Elsewhere in the C-suite are executives who gained EV experience at Tesla, such as Sohel Merchant, who is in charge of vehicle architecture, Christoph Kuttner, who is in charge of vehicle trim, and Alexi Charbonneau, who is in charge of skateboard (more on that later) and body.
2. How 'bout them apples?
Several weeks ago, rumors began to reemerge that Apple is keen on developing its own EV. While little news has come out since the then, Apple was reportedly in talks with Canoo in the first half of 2020. Citing people familiar with the matter, TheVerge.com reported that Apple and Canoo "discussed options ranging from investment to an acquisition ... " According to the technology-focused website, Apple was especially interested in Canoo's EV platform known as the "skateboard." Canoo states that the "skateboard design effectively enables multiple EV configurations and provides for high degree of design optionality across commercial and consumer applications." Moreover, Canoo recognizes that licensing the skateboard to original equipment manufacturers, among other businesses, "remains a viable, high-margin revenue source lending upside to the current financial model."
3. Turning down a new road
Although its vehicles are not on the road just yet, Canoo plans on taking a unique approach when they're ready: a subscription model. Canoo stated in its S-1 filing that in plans to offer customers of its lifestyle and sport vehicles a "no-commitment" subscription model, where with one "monthly payment, customers will enjoy the benefits of an all-inclusive experience that, in addition to their own Canoo vehicle, also includes standard maintenance, warranty, registration and access to both insurance and vehicle charging."

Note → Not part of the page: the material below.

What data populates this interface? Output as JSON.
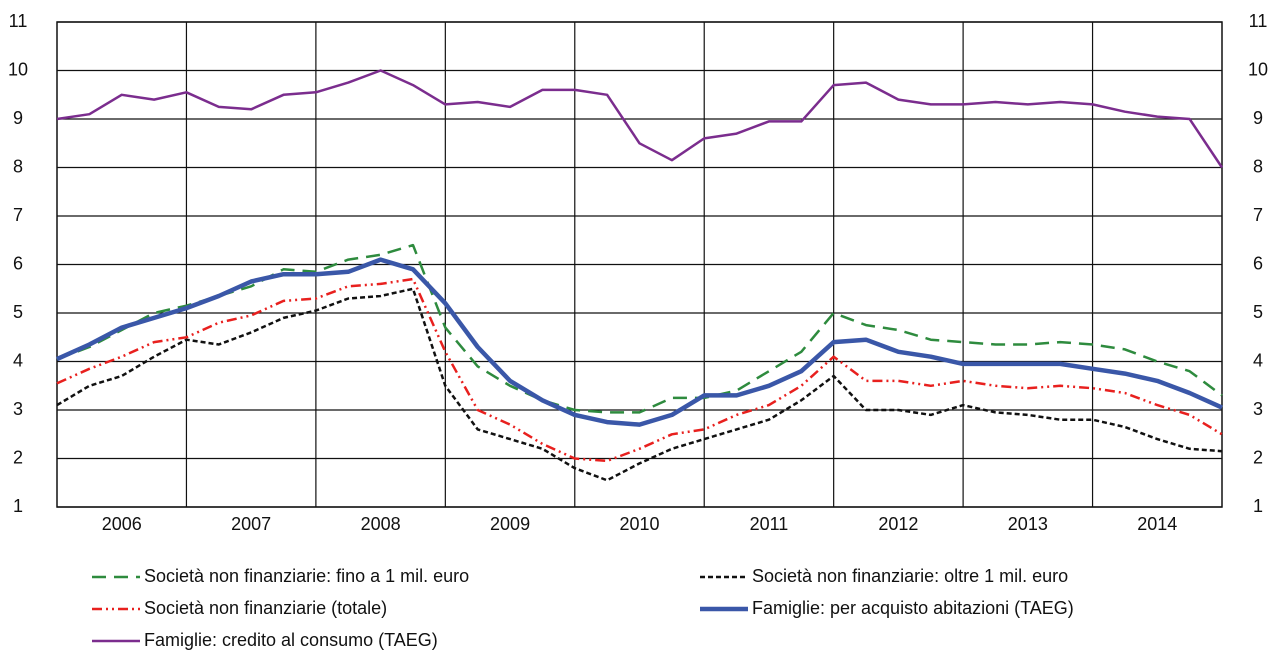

Canoo is targeting Q2 2022 for the launch of its lifestyle vehicle, which has a seven-passenger seating capacity and a range of over 250 miles. Customers will have to wait a little longer to hop in the driver's seat of the company's sport vehicle. Estimated to hit the road in 2025, the sport vehicle has a range of over 300 miles and twice the interior space of the Tesla Model 3.
4. What's forecast in the crystal ball
Still in the nascent stages of its development and without any vehicles on the road, Canoo isn't generating revenue. But that's not stopping management from estimating the company's revenue in the near future. According to a recent investor presentation, Canoo estimates it will book $329 million on the top line in 2022 and increase it at an ambitious 88% compound annual growth rate (CAGR) through 2026, when it will generate sales of $4.13 billion in 2026.
In terms of profitability, Canoo expects to report negative EBITDA from 2021 through 2023. In 2024, though, the company forecasts positive EBITDA of $188 million, growing at a 127% CAGR to $964 million in 2026.
Is Canoo right for you?
Although Tesla seems to have taken the pole position among EV makers, there are bound to be other winners. Since Canoo's vehicles are still in development, it's hard to tell if the company will be a success story or simply run out of gas. Nonetheless, I find Canoo's interest in offering a subscription model to consumers particularly interesting, and it's one of the things I'll be following closely with the company. It's possible, after all, that this unconventional approach can help Canoo become a compelling growth opportunity for investors.